Highland residents rally for trail
Penny Evans, a resident of Highland Estates, is organizing a "safety walk" along Highland Drive May 7 to draw attention to the need for a paved trail in the neighborhood.
She and at least three other families will walk along the road’s shoulder to illustrate how dangerous it is for pedestrians and cyclists.
Evans has been calling and emailing neighbors trying to make it a community event in anticipation of a May 11 meeting of the Snyderville Basin Special Recreation District Board that could approve plans for a new trail.
According to Rena Jordan, director of the recreation district, the planning process for the trail has been in the works since 2009, and voters approved a bond to fund new trails in 2010. If the board votes on current plans, the construction of a new paved trail along Highland Drive could begin as early as July.
Evans said she and some other neighbors feel as though the plans, which have received community input for years, are being threatened by protests from the equestrian community, most recently led by former recreation board member Dawn Bowes.
Evans said she’s been advocating either a sidewalk or a hard trail since moving to the area in 1998. She spoke with the recreation board as well as the former Summit County Commission on numerous occasions requesting better safety for pedestrians.
At recreation board meetings this spring, she noticed new people attending the meetings and voicing opposition to a hard trail. She did not recognize them as residents of Highland Estates. She also did not recognize them from any of the previous community planning sessions seeking public input.
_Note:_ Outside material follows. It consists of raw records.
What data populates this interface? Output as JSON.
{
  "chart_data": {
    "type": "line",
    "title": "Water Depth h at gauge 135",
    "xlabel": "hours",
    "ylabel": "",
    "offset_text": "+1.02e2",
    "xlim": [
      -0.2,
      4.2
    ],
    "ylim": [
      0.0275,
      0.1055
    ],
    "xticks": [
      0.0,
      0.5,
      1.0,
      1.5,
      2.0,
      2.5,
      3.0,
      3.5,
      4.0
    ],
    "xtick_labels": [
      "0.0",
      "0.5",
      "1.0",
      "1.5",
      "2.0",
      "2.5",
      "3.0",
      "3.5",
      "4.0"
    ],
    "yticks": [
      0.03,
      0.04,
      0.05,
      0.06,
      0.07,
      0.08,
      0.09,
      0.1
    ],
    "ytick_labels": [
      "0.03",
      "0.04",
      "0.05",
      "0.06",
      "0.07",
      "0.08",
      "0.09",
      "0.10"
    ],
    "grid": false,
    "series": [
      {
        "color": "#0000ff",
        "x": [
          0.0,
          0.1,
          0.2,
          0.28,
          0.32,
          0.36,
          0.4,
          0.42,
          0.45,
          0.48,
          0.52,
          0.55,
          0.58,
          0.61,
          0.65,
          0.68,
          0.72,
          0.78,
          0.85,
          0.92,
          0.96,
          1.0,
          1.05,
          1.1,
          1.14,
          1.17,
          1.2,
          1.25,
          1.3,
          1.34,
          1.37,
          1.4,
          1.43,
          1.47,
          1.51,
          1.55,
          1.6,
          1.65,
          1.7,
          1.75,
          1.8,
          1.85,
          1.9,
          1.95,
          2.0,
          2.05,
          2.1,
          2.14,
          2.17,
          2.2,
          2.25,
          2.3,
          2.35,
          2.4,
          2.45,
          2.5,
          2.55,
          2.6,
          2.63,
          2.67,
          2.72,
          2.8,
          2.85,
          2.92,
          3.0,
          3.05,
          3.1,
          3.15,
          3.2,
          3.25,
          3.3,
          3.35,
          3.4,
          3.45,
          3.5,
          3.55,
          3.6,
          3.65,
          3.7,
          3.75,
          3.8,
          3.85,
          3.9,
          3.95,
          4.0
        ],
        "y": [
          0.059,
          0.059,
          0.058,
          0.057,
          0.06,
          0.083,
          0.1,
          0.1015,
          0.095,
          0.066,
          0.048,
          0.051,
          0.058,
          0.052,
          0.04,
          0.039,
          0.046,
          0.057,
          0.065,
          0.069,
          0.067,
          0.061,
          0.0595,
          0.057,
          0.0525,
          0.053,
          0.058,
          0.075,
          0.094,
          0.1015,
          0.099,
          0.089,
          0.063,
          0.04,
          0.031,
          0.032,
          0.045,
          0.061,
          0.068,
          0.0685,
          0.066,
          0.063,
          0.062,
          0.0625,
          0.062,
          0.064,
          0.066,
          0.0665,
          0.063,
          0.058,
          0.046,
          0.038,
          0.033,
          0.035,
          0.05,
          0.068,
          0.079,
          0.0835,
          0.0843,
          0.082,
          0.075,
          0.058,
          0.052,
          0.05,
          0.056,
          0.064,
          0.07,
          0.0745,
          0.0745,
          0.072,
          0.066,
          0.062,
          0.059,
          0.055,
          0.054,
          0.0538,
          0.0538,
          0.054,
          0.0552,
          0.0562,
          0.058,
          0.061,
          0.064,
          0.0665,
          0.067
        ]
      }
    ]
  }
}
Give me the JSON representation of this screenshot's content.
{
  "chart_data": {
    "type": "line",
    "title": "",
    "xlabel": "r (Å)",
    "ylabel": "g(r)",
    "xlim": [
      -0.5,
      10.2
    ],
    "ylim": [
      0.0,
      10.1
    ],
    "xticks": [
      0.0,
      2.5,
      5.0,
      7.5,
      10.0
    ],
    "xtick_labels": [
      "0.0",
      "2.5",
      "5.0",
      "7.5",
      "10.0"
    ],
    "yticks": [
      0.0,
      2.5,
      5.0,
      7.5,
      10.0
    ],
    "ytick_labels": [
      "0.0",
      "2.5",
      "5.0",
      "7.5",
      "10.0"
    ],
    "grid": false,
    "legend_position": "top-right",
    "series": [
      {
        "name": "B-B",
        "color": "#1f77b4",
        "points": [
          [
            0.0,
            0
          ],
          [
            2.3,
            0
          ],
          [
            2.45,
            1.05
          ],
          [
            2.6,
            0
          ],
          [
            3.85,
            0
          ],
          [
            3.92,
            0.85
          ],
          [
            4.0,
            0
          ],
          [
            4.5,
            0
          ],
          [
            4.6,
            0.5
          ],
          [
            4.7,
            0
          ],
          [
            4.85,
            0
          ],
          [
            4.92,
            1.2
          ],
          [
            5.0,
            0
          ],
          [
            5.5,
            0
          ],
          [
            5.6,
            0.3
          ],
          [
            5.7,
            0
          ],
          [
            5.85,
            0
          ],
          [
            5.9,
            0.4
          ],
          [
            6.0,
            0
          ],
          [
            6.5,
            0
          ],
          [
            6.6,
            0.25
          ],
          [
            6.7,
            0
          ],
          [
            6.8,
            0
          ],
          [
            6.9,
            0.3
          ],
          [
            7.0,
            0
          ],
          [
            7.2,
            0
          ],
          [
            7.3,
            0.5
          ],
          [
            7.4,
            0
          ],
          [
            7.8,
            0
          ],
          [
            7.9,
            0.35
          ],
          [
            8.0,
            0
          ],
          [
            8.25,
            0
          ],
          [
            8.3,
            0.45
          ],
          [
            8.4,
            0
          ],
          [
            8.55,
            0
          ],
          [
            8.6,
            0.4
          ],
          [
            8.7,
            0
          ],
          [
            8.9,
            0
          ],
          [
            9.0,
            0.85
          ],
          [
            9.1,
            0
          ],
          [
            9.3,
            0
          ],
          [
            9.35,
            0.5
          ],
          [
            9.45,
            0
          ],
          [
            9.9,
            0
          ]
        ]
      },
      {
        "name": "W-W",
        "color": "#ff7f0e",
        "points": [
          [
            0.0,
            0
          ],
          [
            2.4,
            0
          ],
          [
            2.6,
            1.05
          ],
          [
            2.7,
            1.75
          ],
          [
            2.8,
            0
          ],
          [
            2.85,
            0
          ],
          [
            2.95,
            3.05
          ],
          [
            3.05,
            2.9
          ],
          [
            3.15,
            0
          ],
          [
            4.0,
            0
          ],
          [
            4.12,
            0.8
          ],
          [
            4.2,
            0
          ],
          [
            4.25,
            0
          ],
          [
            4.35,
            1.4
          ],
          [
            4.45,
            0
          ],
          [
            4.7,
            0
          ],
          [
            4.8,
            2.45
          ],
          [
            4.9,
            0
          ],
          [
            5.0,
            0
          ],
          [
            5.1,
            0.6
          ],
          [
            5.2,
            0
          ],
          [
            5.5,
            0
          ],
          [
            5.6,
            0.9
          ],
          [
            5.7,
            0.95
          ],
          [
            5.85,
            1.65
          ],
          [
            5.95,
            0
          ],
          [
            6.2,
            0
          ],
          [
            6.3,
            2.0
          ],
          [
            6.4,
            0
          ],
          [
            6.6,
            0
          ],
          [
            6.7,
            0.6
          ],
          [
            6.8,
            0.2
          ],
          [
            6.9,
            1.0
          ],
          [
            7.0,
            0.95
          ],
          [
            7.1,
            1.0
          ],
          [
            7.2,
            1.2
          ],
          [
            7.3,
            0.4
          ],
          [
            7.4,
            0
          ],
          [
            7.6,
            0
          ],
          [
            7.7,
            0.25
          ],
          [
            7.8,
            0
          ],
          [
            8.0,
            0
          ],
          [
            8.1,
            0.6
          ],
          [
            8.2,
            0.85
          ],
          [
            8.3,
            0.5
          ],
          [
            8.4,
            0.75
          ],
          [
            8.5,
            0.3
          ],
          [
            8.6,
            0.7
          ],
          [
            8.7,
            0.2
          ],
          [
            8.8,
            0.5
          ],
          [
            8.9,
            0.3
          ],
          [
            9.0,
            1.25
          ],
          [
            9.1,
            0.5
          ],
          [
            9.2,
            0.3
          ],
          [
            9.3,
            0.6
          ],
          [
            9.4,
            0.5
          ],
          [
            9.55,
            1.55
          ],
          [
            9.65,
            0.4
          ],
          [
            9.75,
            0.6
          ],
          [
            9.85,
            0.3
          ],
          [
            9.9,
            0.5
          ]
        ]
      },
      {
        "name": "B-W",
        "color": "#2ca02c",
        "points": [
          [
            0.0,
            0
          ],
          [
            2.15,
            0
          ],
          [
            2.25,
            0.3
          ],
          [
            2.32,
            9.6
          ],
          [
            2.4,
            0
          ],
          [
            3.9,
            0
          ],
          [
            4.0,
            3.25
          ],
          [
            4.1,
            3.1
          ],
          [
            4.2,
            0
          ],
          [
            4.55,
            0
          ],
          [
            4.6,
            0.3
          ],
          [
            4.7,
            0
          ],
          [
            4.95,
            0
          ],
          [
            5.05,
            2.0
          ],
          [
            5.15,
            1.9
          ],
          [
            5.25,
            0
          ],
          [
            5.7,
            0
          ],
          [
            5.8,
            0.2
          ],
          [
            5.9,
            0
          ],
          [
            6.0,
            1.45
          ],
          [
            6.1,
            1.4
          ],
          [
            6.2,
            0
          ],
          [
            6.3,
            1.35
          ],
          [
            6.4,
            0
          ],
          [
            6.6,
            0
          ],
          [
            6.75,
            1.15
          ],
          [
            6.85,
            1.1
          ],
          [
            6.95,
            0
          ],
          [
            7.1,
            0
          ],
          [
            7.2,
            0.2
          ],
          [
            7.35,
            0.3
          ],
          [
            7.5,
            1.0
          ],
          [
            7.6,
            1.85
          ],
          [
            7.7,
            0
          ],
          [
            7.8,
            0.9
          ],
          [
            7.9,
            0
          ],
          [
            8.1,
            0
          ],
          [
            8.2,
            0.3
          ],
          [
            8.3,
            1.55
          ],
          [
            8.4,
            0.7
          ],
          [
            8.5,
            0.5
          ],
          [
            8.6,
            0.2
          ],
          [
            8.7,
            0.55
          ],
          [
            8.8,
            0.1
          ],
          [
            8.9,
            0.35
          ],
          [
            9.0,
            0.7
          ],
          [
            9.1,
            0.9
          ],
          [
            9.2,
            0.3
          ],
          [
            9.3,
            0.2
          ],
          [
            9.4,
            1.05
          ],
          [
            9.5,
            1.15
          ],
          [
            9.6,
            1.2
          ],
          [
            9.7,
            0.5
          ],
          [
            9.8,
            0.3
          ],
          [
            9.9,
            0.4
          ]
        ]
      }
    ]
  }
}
"A lot of people in my neighborhood were totally taken by surprise. It was unexpected," she said. "It’s heartbreaking because we’ve worked with so many people It’s a process that’s been going on for years and years."
Especially frustrating, Evans said, is the fact that she personally advocated for more equestrian access in previous years and didn’t have support from the horse-owning community.
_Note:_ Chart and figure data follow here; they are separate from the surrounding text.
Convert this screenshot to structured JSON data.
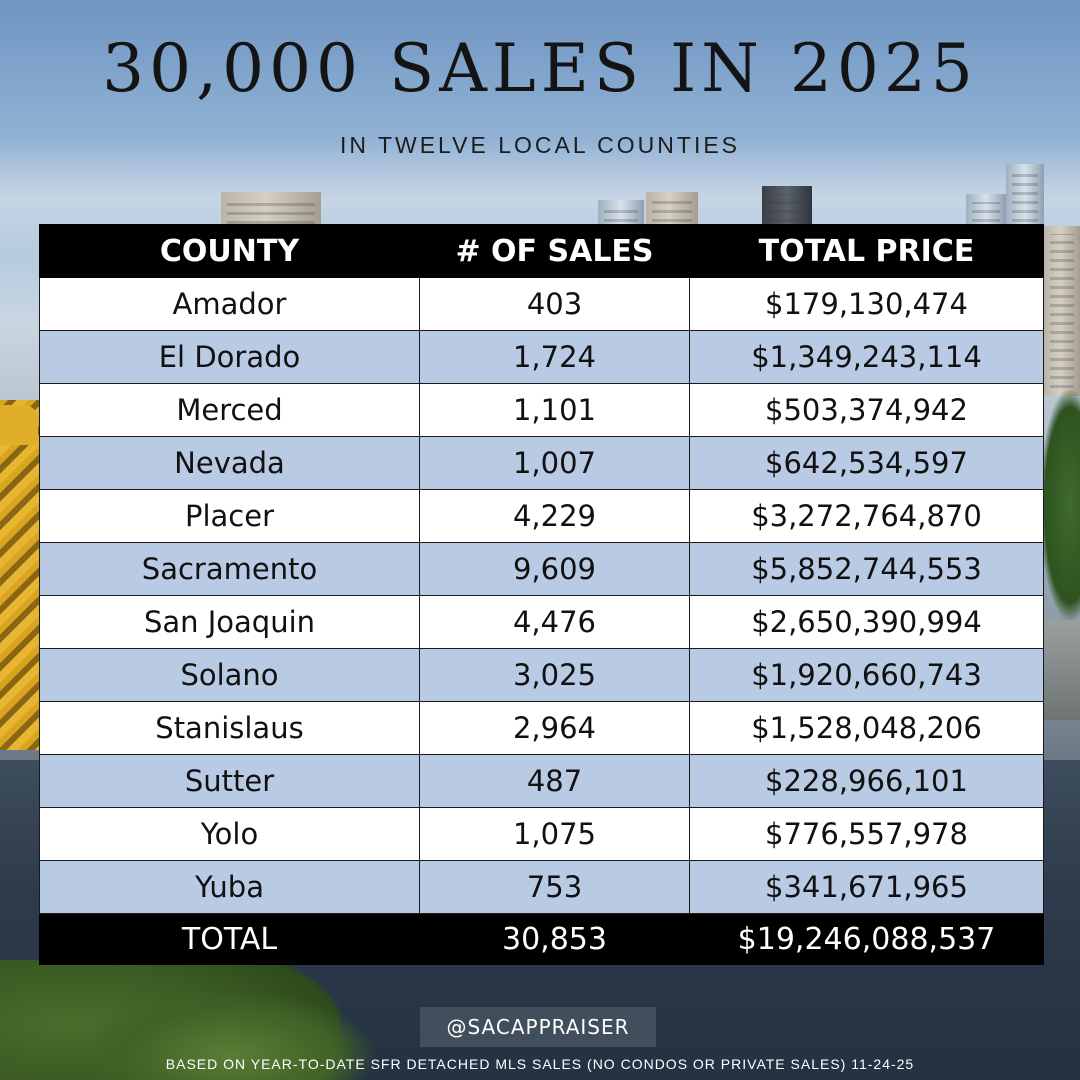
{
  "header": {
    "title": "30,000 SALES IN 2025",
    "subtitle": "IN TWELVE LOCAL COUNTIES"
  },
  "table": {
    "columns": [
      "COUNTY",
      "# OF SALES",
      "TOTAL PRICE"
    ],
    "rows": [
      [
        "Amador",
        "403",
        "$179,130,474"
      ],
      [
        "El Dorado",
        "1,724",
        "$1,349,243,114"
      ],
      [
        "Merced",
        "1,101",
        "$503,374,942"
      ],
      [
        "Nevada",
        "1,007",
        "$642,534,597"
      ],
      [
        "Placer",
        "4,229",
        "$3,272,764,870"
      ],
      [
        "Sacramento",
        "9,609",
        "$5,852,744,553"
      ],
      [
        "San Joaquin",
        "4,476",
        "$2,650,390,994"
      ],
      [
        "Solano",
        "3,025",
        "$1,920,660,743"
      ],
      [
        "Stanislaus",
        "2,964",
        "$1,528,048,206"
      ],
      [
        "Sutter",
        "487",
        "$228,966,101"
      ],
      [
        "Yolo",
        "1,075",
        "$776,557,978"
      ],
      [
        "Yuba",
        "753",
        "$341,671,965"
      ]
    ],
    "total": [
      "TOTAL",
      "30,853",
      "$19,246,088,537"
    ]
  },
  "footer": {
    "handle": "@SACAPPRAISER",
    "note": "BASED ON YEAR-TO-DATE SFR DETACHED MLS SALES (NO CONDOS OR PRIVATE SALES) 11-24-25"
  },
  "colors": {
    "header_bg": "#000000",
    "row_alt": "#b9cae4",
    "row_plain": "#ffffff",
    "handle_bg": "#465260"
  }
}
Several residents in Highland Estates have an easement adjoining their backyards that Evans tried to have graded for equestrian riders. She met opposition. She attended past recreation board meetings advocating that the soft trail that goes underneath U.S. 40 be connected to the Silver Summit soft trails. No one else attended the meeting in support of the plan.
Now years of work to help residents walk, bike or skate to Trailside or Newpark is being challenged.
"We’ve spent years working with people, not against people," she said.
Evans said she doesn’t mind if a sidewalk was built instead of a paved trail, but her neighbors would prefer the trail because it will serve multiple uses.
Soft trails, preferred by equestrians, cross country skiers and joggers, cannot be plowed in winter for use as a transportation trail, which is what is needed, she said. The county does a great job with snow removal on existing paved trails.
Jordan said the recreation board on May 11 will look at "tweaks" to the design proposed by equestrian users. If everything is approved quickly, the trail should be complete by the end of October.